Risks will reportedly be taken by Tehran to increase tensions and try to gain leverage against US to get concessions on sanctions.
Iran will remain a problematic actor in Iraq, which will be the key battleground for Iran’s influence this year and during the next several years, and Iranian-supported Iraqi Shia militias will continue to pose the primary threat to US personnel in Iraq. The situation is largely the same for Iran’s influence in Syria and Yemen. It notably remains the biggest threat to Israel. It is expected to take more part in Afghanistan, too.
Iran’s diverse military capabilities and its hybrid approach to warfare—using both conventional and unconventional capabilities—will continue to pose a threat to US and allied interests in the region for the foreseeable future.

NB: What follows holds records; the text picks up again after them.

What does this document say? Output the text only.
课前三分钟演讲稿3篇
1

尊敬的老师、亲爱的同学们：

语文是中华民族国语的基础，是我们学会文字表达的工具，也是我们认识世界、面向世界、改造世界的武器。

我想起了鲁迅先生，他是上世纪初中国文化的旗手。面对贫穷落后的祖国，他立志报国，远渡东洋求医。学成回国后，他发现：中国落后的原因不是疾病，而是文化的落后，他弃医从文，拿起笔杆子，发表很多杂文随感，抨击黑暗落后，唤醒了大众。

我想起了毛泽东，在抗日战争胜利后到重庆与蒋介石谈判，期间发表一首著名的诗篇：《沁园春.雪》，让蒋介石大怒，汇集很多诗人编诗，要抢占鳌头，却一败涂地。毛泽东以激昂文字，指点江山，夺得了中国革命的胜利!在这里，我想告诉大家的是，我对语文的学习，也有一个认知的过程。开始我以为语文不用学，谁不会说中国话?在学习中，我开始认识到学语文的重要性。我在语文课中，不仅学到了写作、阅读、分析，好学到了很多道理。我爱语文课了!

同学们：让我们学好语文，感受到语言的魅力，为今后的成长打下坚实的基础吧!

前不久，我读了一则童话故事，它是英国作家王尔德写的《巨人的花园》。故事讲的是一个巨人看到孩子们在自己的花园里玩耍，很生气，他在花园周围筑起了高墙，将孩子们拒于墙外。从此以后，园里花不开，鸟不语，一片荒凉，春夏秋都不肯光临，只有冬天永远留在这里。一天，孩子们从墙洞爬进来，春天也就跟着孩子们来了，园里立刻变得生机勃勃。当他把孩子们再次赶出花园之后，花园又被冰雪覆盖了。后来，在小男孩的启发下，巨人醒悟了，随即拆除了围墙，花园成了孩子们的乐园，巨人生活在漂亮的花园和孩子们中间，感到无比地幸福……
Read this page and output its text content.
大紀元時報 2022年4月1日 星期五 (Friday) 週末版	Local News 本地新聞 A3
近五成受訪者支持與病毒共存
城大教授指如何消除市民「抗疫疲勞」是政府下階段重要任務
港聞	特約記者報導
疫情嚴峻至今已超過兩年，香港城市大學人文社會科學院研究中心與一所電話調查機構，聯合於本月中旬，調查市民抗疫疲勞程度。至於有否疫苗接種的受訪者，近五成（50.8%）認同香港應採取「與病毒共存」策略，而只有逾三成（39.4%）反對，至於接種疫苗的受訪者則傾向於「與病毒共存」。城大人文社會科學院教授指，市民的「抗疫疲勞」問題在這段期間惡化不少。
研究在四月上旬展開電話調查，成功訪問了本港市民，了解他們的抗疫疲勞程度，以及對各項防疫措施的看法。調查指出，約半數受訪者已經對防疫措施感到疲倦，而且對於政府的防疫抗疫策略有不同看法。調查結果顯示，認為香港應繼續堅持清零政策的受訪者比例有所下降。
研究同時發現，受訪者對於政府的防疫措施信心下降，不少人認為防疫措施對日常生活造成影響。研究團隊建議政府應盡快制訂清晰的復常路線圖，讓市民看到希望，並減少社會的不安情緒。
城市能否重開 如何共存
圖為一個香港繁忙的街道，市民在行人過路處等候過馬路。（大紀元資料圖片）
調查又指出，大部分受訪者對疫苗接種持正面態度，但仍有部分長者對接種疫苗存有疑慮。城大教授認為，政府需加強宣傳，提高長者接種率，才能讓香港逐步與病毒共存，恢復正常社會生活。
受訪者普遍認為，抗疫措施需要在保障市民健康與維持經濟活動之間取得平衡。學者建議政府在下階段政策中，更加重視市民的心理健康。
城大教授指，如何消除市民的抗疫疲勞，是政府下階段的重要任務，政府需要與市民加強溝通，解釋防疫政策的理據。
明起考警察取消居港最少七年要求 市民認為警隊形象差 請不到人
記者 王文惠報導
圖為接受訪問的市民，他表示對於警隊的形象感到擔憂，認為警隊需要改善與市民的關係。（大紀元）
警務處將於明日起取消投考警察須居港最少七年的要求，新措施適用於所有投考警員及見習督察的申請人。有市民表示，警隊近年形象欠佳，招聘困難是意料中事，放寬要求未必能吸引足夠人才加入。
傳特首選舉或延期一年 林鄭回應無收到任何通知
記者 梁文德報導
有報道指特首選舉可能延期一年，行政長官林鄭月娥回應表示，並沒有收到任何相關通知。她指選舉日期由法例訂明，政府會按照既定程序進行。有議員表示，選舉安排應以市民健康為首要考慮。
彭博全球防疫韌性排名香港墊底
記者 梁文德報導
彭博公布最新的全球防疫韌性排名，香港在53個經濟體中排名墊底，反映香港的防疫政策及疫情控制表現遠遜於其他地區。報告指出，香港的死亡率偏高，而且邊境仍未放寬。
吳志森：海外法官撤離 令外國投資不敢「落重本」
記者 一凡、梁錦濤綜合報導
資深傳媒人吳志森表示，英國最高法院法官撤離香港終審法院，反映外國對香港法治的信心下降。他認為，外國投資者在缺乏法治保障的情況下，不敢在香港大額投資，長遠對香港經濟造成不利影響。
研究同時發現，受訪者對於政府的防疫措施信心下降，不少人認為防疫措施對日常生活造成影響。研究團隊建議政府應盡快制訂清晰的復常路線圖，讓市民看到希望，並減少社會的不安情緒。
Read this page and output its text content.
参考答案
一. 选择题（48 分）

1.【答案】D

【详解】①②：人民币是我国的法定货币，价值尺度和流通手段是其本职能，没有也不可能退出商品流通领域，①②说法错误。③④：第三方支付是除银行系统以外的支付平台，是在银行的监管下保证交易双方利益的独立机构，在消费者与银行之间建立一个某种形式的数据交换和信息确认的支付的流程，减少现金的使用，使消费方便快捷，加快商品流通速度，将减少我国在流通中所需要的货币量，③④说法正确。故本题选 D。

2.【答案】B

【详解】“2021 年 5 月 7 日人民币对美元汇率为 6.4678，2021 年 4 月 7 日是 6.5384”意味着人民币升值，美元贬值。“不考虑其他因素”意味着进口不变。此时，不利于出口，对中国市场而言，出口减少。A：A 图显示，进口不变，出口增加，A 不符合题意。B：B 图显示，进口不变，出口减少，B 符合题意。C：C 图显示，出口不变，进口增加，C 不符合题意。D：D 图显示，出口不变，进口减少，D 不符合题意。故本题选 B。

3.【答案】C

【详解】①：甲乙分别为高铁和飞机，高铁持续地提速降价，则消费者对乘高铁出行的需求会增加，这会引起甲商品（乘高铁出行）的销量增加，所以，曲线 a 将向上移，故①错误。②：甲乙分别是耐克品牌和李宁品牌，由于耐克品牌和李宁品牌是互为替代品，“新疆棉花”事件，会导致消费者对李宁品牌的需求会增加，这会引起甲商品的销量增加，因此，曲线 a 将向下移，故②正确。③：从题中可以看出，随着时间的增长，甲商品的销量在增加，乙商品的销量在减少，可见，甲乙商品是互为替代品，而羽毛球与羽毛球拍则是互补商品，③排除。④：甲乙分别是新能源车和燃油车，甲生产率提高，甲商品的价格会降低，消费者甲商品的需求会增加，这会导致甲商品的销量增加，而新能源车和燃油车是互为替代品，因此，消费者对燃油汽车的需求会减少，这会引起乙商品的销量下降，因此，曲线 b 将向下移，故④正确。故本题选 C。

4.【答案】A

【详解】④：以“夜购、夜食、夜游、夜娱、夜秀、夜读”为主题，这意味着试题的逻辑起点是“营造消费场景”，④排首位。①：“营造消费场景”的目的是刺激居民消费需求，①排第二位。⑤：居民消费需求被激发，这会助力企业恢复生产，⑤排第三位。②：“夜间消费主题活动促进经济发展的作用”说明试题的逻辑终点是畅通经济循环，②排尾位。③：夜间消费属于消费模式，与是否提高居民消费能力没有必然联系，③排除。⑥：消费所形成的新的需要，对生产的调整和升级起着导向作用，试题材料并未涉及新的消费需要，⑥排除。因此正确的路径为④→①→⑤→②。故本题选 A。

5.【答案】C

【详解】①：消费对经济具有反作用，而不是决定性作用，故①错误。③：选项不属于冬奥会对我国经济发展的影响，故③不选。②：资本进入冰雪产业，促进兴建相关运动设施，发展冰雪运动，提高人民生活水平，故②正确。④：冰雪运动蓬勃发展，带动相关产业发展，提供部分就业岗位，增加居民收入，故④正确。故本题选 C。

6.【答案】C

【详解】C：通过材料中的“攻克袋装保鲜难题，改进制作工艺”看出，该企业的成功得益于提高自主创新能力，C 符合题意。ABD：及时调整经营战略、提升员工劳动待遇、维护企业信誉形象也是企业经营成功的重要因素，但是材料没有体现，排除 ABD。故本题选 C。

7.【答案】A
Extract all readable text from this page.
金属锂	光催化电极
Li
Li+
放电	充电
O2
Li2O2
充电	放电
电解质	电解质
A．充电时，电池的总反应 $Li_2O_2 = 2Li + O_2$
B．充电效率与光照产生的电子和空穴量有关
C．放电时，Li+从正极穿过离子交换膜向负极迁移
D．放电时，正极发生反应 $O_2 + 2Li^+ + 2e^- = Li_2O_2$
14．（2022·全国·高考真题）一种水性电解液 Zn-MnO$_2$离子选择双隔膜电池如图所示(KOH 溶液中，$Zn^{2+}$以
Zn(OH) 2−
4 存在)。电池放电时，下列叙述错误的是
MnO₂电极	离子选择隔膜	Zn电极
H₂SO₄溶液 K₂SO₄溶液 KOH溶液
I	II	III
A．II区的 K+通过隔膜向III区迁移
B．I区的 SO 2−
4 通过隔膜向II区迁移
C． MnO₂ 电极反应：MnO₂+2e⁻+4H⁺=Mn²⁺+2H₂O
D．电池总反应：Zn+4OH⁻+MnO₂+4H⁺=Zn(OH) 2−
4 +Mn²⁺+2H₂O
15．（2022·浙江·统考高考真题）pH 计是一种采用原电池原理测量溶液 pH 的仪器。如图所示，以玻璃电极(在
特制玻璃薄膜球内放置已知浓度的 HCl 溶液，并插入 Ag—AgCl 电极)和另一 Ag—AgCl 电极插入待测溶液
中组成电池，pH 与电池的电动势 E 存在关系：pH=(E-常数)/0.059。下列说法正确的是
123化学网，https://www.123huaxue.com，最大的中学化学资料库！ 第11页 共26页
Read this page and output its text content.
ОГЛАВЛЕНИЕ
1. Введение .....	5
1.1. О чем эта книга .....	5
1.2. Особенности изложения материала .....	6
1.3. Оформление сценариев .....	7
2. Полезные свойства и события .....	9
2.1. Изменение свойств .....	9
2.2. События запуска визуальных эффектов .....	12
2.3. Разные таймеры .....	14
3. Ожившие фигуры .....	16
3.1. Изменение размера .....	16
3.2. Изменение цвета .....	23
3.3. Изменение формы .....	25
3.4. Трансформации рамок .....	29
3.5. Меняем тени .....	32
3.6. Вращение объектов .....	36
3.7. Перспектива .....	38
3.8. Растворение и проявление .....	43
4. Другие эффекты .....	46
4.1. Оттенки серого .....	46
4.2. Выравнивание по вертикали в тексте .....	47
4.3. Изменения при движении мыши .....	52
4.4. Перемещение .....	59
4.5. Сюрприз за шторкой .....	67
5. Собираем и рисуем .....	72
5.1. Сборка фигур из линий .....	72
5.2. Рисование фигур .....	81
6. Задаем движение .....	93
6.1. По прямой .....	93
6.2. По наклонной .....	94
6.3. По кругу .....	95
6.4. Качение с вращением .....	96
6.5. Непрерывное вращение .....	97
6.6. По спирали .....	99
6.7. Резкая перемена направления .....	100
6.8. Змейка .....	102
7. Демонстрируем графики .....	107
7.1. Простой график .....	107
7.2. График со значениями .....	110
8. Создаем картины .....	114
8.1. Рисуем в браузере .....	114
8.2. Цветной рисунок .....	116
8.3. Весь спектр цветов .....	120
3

Iran remains interested in developing networks inside the United States—an objective it has pursued for more than a decade—but the greatest risk to US persons exists outside the Homeland, particularly in the Middle East and South Asia.
If Tehran does not receive sanctions relief, Iranian officials probably will consider options ranging from further enriching uranium up to 60 percent to designing and building a new 40 Megawatt Heavy Water reactor.
“We continue to assess that Iran is not currently undertaking the key nuclear weapons-development activities that we judge would be necessary to produce a nuclear device. However, following the US withdrawal from the JCPOA agreement in May 2018, Iranian officials have abandoned some of Iran’s commitments and resumed some nuclear activities that exceed the JCPOA limits.”
Iran’s expertise and willingness to conduct aggressive cyber operations make it a significant threat to the security of US and allied networks and data. Iran has the ability to conduct attacks on critical infrastructure, as well as to conduct influence and espionage activities.
North Korea – it is not out of the question for Kim Jong Un to undertake a number of aggressive and potentially destabilizing actions to reshape the regional security environment and drive wedges between the United States and its allies—up to and including the resumption of nuclear weapons and intercontinental ballistic missile (ICBM) testing.
North Korea will pose an increasing threat to the United States, South Korea, and Japan as it continues to improve its conventional military capabilities.
North Korea will be a WMD threat for the foreseeable future, because Kim remains strongly committed to the country’s nuclear weapons, the country is actively engaged in ballistic missile research and development, and Pyongyang’s CBW efforts persist.
North Korea’s cyber program poses a growing espionage, theft, and attack threat.